Check out their MindBodyOnline site or the MBO app for deals
On occasion, studios will have special promotions. Some of these last for only a few days so it’s good to stay in the loop. I notice that the best promotions come around the holidays, just in time for the new year.
You can find these promotions either on MindBodyOnline (MBO), or whatever reservation system they use. Studios that allow you to reserve a specific spot probably use ZingFit. Smaller studios might just take drop-ins.
One cool thing about the MBO app is that there offer “Deals Near Me”, which looks like a lot of new student packages.
App Tip: The best thing about this app is that you can toggle between studios without logging in and out. If you want to view multiple studio schedules on MBO, you have to log in and out. You can’t be logged into more than one studio MBO site at a time.
Get social with them on social media
Sharing your positive experience at the studio is probably one of the fastest ways you can let them know you want to be part of their community. Keep in mind that most studios aren’t in the industry to get instafamous. Studios have to run a business and social media might not be a priority, which is by no means a factor in determining how good or bad the studio is. Positive social media just helps with customer acquisition, member retention, and studio reputation.
Social media of any type might be daunting to learn. (I still have yet to master all lines of social media.)
Just know that coming up with good content is hard for some. So in the event that the studio loves your post, they might very well just regram you (with hopefully the appropriate photo credit back to you)!
And you want to know a secret? They look forward to every time you visit in hopes that you might take a quick snapshot or two and share your experience with the world. Oh, and don’t worry about asking them to take a photo for you. So long as a staff member isn’t busy, they will gladly take a photo for you.[line]
From a studio’s point of view, mutli-studio booking platforms are a great way to attract new clients.

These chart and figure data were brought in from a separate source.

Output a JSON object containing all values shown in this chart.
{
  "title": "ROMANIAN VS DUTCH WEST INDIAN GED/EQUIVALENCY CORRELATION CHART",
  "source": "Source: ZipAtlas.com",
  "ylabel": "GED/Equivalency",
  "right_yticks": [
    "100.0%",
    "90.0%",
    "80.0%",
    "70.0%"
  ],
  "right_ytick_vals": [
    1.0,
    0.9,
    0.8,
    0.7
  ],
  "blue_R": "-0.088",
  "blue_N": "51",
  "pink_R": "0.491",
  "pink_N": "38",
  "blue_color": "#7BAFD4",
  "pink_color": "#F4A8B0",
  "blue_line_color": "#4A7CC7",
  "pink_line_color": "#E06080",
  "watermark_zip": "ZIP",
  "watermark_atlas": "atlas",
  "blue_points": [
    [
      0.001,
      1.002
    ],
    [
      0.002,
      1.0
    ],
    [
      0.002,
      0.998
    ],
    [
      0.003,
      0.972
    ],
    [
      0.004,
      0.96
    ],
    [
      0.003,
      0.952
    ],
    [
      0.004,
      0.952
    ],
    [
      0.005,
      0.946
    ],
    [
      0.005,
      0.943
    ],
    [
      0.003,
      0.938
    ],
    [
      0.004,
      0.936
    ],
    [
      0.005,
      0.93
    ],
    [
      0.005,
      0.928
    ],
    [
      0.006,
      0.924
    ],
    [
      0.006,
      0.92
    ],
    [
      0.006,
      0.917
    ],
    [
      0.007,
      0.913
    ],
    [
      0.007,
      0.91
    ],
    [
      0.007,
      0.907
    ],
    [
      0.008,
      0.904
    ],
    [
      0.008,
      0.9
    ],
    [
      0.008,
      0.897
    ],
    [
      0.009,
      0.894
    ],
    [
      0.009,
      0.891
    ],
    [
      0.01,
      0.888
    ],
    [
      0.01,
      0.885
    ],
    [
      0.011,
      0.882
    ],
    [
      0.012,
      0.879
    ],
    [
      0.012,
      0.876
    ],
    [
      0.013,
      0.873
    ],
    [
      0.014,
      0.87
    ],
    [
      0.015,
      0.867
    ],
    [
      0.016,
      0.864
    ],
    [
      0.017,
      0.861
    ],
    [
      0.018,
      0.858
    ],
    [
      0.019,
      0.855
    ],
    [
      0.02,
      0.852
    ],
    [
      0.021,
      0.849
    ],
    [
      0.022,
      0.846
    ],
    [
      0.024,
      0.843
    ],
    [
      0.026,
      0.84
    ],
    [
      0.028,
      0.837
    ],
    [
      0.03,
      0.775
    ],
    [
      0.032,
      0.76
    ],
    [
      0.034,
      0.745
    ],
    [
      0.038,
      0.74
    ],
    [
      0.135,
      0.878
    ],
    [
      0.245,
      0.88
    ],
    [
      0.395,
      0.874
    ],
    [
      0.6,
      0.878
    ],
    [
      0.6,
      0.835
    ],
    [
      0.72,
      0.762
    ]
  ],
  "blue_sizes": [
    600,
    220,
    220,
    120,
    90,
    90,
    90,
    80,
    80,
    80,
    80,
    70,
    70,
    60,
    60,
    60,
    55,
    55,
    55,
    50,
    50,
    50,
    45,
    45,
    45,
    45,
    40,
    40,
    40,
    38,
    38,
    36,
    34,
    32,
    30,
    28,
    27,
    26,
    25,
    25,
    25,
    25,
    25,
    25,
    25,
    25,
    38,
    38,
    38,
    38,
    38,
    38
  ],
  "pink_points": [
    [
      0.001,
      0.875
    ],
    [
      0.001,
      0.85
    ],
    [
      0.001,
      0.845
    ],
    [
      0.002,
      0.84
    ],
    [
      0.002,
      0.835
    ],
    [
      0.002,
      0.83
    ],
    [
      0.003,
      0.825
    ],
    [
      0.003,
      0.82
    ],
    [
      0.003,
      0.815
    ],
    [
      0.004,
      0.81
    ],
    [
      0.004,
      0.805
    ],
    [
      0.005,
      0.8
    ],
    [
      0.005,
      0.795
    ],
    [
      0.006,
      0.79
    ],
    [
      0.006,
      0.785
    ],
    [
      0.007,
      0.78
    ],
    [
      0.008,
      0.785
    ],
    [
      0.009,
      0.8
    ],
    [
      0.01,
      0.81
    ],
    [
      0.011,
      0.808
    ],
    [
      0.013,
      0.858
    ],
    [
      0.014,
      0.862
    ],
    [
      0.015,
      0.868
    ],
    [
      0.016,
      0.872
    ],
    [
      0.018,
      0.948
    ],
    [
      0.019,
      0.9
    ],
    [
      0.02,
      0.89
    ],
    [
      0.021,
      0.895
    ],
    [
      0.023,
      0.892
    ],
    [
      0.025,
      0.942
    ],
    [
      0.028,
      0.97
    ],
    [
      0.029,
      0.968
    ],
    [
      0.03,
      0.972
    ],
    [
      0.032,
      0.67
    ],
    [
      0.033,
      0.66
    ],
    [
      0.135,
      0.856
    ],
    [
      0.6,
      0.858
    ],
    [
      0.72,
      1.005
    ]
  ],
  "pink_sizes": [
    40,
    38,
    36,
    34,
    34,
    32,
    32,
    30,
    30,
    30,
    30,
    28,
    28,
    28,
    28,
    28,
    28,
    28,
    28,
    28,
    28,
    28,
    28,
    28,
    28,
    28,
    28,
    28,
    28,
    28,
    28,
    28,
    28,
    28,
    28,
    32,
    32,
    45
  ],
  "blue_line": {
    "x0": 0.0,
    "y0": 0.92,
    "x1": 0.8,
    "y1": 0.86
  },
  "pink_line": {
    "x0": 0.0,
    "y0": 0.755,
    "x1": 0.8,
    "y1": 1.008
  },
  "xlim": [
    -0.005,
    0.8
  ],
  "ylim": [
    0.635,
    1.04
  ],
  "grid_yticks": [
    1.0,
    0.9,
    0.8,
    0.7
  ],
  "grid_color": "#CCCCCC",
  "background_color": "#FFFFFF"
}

However, converting them to members or into purchasing a package isn’t always guarantee, which is why some studio owners view something like ClassPass as a necessary evil since it’s a feeder system for potential clientele.

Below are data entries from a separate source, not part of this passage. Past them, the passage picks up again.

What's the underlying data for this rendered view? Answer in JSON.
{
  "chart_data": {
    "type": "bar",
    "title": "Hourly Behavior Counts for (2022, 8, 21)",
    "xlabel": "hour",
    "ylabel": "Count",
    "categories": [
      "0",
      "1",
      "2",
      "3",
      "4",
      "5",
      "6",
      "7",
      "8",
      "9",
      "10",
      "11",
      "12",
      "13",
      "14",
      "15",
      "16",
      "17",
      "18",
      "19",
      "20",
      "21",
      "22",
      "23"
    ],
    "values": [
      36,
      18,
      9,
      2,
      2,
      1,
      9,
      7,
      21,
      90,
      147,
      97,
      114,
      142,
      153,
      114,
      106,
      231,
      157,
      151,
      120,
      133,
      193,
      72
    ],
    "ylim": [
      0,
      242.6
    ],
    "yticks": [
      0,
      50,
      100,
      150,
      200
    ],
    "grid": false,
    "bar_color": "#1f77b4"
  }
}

From a client or member point of view, multi-studio booking platforms allow me to hop around different studios at much more affordable prices. Granted, these classes that are available on the multi-studio booking platform might not necessarily be the best time slots. I myself max out my three visits per cycle for my favorite studios. However, I also purchase packages on an as-needed basis, provided that my schedule and commute allow me to frequent the studio (within the expiration date of the package, if any).

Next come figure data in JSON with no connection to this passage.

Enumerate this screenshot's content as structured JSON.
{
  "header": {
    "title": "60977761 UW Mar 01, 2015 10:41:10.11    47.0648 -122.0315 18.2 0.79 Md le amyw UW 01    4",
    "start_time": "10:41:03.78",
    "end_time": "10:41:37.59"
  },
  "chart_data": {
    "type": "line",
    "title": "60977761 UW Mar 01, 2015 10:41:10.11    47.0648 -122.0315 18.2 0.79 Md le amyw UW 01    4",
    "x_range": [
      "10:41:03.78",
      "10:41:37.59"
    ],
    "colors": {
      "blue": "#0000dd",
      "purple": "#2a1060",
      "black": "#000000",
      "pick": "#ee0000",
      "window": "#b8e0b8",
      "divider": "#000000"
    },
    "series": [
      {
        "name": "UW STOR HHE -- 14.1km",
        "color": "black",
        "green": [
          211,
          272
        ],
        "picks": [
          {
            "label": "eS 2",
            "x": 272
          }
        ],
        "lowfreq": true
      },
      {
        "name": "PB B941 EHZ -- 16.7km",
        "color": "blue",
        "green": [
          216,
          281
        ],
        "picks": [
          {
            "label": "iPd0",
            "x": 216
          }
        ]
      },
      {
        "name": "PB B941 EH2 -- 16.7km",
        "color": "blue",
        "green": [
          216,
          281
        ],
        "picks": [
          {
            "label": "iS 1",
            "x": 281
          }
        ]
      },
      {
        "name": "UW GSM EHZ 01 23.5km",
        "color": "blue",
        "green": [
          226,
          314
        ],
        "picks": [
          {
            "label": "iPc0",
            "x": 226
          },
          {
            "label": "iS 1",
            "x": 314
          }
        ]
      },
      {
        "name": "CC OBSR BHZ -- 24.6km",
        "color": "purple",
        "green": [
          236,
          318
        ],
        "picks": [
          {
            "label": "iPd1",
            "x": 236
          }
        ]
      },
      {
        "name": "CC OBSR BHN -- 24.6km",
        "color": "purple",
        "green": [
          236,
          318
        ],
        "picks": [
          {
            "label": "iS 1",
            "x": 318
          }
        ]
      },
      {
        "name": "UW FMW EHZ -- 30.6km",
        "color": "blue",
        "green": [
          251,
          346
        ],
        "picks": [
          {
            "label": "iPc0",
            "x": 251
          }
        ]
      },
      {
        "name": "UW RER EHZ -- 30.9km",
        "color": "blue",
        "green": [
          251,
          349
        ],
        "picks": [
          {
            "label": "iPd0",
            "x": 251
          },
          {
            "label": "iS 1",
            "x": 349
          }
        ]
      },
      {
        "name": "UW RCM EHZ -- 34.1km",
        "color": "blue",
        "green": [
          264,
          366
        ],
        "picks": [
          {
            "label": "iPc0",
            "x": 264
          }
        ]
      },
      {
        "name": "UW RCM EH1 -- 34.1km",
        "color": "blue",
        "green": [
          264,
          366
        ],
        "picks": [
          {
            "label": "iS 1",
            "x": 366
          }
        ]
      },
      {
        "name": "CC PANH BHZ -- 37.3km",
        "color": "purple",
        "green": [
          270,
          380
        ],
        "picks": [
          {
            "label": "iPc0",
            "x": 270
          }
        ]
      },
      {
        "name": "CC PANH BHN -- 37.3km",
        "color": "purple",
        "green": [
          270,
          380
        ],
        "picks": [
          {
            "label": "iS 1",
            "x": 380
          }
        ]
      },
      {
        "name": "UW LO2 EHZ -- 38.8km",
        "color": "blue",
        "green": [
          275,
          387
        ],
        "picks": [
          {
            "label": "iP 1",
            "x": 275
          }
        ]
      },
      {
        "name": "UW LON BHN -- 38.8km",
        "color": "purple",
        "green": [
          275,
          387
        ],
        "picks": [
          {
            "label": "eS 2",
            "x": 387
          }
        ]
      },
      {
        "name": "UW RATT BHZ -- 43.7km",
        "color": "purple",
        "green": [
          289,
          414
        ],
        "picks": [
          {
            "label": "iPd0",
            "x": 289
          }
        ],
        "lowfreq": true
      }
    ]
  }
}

In fact, it’s probably what triggered me to start my blog. (I wanted to be a ClassPass Ambassador, and I actually had it for a hot second, but due to a conflicting affiliation, I was asked to reapply the next round. So I worked on my social media and started this blog, only to find out that as of recently, the ambassador program no longer exists. Oh well. Does that mean I should stop my endeavors here? Nope. If anything, it might expand my platform to other things I love like interior design and moments of pretty.)